Part C: Planning the Global Experiment | Cell-Free Master Mix Design
sfGFP
sfGFP is useful in cell-free systems because it is engineered for robust folding and is also a fast-maturing GFP variant, which helps fluorescence appear quickly and reliably even when expression conditions are not ideal. Like other GFP-like proteins, however, chromophore maturation still depends on oxygen, so fluorescence can lag if oxygen availability is limited.
mRFP1
mRFP1 is a slowly maturing red fluorescent protein, so the protein may be present before the fluorescence is fully visible, which can make short cell-free reactions underestimate expression. It is reported to have relatively low acid sensitivity, which can help preserve signal if the reaction drifts slightly in pH over long incubations.
mKO2
mKO2 is generally valued because it is a relatively fast-maturing orange fluorescent protein, which is helpful when comparing fluorescence over limited reaction times. It also has moderate acid sensitivity, so pH drift in a long cell-free incubation could reduce its apparent brightness.
mTurquoise2
mTurquoise2 is known for its high brightness and photostability, which makes it a strong reporter when repeated imaging or long observation windows are needed. As a GFP-family fluorophore, it still requires oxygen-dependent chromophore maturation, so final fluorescence depends not only on translation but also on post-translational maturation conditions.
mScarlet-I
mScarlet-I is especially attractive in cell-free systems because it was engineered for accelerated maturation relative to mScarlet, which helps red signal appear more quickly in practical experiments. This is useful in long but finite reactions such as 20–36 hour incubations, where maturation speed strongly affects how much fluorescence is visible by the endpoint.
Electra2
Electra2 is a newer blue fluorescent protein, so one relevant consideration is that its performance may be more context-dependent and less broadly benchmarked than older standards like sfGFP or mTurquoise2. As with other fluorescent proteins, usable signal still depends on proper folding and chromophore maturation, so suboptimal reaction chemistry could reduce apparent output even if the protein is translated.

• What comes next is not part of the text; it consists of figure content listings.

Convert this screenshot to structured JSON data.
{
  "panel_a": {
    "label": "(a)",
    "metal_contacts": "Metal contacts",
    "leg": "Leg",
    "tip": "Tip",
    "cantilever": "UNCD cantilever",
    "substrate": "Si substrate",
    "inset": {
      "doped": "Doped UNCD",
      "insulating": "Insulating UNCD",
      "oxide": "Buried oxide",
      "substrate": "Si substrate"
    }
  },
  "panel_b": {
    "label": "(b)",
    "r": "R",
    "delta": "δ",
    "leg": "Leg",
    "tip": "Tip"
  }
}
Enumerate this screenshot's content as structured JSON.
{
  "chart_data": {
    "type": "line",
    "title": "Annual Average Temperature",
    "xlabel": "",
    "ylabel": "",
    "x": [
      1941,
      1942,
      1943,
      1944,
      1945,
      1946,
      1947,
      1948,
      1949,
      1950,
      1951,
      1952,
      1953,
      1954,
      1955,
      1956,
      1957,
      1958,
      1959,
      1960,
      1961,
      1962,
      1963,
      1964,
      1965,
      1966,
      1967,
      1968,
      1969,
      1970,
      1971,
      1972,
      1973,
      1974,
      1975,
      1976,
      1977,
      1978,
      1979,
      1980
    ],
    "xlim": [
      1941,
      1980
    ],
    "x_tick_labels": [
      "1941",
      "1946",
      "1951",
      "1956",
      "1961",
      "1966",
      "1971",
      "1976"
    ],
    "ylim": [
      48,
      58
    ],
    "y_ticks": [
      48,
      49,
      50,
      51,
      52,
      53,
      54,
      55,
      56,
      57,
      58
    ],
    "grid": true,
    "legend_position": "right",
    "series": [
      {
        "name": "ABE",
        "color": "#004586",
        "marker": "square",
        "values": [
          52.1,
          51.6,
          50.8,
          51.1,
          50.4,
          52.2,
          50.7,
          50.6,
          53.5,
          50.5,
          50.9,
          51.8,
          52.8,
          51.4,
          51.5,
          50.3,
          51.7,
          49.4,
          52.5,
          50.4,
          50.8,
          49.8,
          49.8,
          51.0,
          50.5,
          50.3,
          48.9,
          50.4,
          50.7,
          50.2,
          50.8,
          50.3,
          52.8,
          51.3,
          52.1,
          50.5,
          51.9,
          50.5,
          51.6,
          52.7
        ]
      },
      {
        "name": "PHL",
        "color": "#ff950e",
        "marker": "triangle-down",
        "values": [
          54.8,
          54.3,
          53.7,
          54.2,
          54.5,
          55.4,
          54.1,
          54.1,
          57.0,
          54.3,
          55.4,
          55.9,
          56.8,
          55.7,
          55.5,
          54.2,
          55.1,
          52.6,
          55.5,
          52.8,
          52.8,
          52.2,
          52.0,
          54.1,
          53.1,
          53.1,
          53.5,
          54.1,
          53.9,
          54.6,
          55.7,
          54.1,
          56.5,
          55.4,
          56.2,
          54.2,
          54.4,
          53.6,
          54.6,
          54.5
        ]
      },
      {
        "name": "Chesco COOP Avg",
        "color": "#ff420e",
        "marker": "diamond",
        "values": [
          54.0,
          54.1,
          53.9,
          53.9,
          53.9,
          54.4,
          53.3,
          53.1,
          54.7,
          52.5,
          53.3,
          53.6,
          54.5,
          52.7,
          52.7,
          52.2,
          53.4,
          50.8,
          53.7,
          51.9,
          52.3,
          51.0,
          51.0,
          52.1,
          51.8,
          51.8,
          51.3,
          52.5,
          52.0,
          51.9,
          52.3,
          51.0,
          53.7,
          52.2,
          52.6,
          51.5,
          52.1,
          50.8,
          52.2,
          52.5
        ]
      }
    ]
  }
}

Hypothesis for improving fluorescence over a 36-hour incubation
Hypothesis: Increasing the buffering capacity of the cell-free mastermix and carefully re-optimizing magnesium concentration will improve the 36-hour fluorescence endpoint of mKO2, because stronger pH stability should reduce acid-related signal loss while optimized Mg²⁺ should support translation and folding efficiency.
I would therefore test a condition with slightly higher or more stable buffer capacity together with a small Mg²⁺ titration series. The expected effect is that mKO2 would retain more of its fluorescence over long incubation, rather than losing apparent brightness because of pH drift or suboptimal folding conditions.